Psychologists in this school of thought stress that personal growth is
engendered when personal needs are satisfied.
Abraham
Maslow is the chief proponent of this school of thought. According to Maslow
(1954, 1971), the needs of children can be arranged in levels of energy, or
what he called hierarchy of needs. The
hierarchy
of needs is arranged in a sequence of the most basic need to the highest order
needs.
According
to Maslow’s hierarchy of needs, children’s needs must be satisfied in the
following sequence:
(i) Physiological
Need – This includes the need for food, water, sleep or rest,
shelter.
(ii) Safety Need – This
includes the need for protection from physical or psychological harm, such as
protection from ritual killers, kidnappers, child trafficking, child abuse,
armed robbers, domestic violence, and road hazards.
(iii) Love and
Belongingness Need – This includes the need for affection,
contact comfort, company, affiliation and attention.
(iv) Esteem Need – This
includes the need for recognition, feeling good about oneself, feeling liked
and likeable.
(v) Self
Actualisation Need – This includes the need for achievement,
accomplishment, excellence, competence, and actualization of one’s potential.
In
Maslow’s hierarchy of needs, the first four needs [(i) – (iv)] listed here are
basic needs.

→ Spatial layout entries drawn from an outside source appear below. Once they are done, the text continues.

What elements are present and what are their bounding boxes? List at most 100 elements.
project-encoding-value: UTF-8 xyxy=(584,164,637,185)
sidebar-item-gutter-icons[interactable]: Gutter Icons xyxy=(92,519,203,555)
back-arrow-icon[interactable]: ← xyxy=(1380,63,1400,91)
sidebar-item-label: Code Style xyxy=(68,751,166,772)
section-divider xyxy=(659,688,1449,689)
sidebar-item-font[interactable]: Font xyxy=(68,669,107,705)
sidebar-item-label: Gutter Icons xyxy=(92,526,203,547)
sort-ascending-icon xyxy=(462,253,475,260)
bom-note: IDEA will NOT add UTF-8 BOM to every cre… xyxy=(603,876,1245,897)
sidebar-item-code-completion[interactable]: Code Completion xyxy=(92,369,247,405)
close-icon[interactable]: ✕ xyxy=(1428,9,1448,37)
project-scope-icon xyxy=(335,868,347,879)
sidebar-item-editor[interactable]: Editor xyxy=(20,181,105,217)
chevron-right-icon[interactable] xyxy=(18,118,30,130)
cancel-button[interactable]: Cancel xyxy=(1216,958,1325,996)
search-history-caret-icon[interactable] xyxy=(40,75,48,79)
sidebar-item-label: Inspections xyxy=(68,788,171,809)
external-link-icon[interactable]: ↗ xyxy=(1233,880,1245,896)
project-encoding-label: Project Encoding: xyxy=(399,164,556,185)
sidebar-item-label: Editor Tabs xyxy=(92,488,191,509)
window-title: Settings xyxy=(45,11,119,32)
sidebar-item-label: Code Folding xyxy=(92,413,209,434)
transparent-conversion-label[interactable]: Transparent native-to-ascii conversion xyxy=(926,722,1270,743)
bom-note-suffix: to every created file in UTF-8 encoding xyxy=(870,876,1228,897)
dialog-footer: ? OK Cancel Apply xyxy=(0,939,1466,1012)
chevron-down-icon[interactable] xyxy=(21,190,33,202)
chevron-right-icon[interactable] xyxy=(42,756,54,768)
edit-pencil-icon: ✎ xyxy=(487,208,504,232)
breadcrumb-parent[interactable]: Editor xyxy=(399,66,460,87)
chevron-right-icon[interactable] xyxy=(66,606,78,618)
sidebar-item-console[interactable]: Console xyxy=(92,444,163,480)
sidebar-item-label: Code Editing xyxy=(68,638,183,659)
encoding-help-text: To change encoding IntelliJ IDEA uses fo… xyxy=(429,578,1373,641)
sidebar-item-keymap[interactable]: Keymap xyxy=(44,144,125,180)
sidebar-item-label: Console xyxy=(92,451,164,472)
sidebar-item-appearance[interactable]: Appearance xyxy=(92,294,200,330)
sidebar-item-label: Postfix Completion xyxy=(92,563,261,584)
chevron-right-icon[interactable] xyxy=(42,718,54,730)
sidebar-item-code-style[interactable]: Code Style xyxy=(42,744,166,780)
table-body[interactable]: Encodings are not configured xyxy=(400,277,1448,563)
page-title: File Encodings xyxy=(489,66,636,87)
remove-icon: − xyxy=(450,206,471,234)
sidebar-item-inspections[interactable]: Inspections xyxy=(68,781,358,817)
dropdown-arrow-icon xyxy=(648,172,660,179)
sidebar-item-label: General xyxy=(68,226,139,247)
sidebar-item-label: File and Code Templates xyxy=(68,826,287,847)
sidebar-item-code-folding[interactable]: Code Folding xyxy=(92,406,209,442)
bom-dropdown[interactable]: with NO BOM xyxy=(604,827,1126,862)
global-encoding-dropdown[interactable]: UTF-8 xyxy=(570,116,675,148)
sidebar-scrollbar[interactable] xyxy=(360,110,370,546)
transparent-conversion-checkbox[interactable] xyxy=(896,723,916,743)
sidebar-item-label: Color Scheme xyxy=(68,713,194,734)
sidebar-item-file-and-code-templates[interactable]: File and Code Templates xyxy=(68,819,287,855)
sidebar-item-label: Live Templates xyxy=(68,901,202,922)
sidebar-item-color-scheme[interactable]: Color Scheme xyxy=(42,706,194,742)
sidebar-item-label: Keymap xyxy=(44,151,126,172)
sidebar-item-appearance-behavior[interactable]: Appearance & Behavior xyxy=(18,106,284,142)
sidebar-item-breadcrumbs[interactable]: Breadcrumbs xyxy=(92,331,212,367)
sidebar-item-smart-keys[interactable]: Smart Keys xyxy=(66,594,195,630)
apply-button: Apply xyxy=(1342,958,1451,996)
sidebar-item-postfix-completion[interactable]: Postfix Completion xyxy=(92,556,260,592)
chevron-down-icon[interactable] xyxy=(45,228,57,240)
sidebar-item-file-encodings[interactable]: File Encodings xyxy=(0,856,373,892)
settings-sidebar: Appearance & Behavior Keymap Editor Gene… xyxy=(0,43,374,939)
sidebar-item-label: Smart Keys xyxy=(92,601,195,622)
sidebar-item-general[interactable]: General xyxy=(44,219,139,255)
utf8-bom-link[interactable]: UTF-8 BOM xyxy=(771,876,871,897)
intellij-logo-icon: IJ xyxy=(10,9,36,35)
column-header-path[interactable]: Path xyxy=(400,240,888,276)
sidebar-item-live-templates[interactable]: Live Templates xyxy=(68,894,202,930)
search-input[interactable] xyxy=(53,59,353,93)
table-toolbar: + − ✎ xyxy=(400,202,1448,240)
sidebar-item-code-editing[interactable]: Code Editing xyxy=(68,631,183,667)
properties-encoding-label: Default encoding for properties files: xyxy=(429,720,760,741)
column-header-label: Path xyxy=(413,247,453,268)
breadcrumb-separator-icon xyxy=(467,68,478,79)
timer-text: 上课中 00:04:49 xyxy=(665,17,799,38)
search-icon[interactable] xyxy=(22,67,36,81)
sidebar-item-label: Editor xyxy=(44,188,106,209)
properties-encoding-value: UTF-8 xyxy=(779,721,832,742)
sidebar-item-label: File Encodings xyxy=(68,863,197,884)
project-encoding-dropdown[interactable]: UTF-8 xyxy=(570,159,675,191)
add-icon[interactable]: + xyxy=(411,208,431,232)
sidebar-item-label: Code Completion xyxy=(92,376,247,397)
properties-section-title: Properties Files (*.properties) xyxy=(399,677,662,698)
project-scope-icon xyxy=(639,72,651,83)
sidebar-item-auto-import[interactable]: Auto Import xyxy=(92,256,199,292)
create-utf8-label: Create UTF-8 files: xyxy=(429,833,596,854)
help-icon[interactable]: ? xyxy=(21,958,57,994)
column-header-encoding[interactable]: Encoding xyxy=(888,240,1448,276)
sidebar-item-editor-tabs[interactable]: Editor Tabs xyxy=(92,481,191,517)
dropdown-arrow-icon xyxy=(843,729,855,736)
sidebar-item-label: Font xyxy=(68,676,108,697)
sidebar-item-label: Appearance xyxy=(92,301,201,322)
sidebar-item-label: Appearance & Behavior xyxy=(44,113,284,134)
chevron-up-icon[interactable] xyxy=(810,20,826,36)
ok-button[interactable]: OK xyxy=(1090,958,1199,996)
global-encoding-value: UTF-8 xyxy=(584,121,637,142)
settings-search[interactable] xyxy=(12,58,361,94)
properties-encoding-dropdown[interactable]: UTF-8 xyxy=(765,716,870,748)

They are referred to as safety needs. The last listed, self-actualisation,
is a higher order or growth need. Children
must
satisfy their basic or safety needs before the higher need or growth needs
appear.
Most
school work have centre on academic achievement. Academic achievement is a
higher need – need for self-actualisation. When safety needs are deprived, they
hamper growth or higher needs or selfactualisation need.
The
hierarchy of needs has implication for children’s education. A hungry child or
a worn out child will not concentrate on the mathematics lesson. The child will
be preoccupied with how to satisfy the hunger or rest need.
A
child who is under constant threat at home, in school, or in the community
cannot effectively benefit from school work. A child who is rejected by parents
or peers, who is shown little affection will do badly in their school work. A
fearful child will show very little creativity in an assigned task. Such
children play it safe. Children who are preoccupied by safety needs show little
progress in school work. Teachers must ensure that basic needs of children are
reasonably satisfied to pave the way for growth needs.
3.
The Cognitive Perspective
According
to the cognitive perspective on motivation, children’s thoughts, goals and
purposes determine their motivation. To the psychologists in this perspective,
human behaviour is purposive. This means that the goal or the target you have
set for yourself determines the level of motivation that will propel you to
attain the given target. The implication is that children have internal
motivation to achieve.
Their
behaviour is not controlled by external pressures or external incentives.
Therefore, children should be given adequate opportunities and responsibilities
to control their own achievement outcomes. The main duty of the teacher is to
help children select important, realistic, and achievable goals. The teacher
should encourage children to plan out their work with specific time schedule.
The teacher is to help monitor progress toward goal attainment.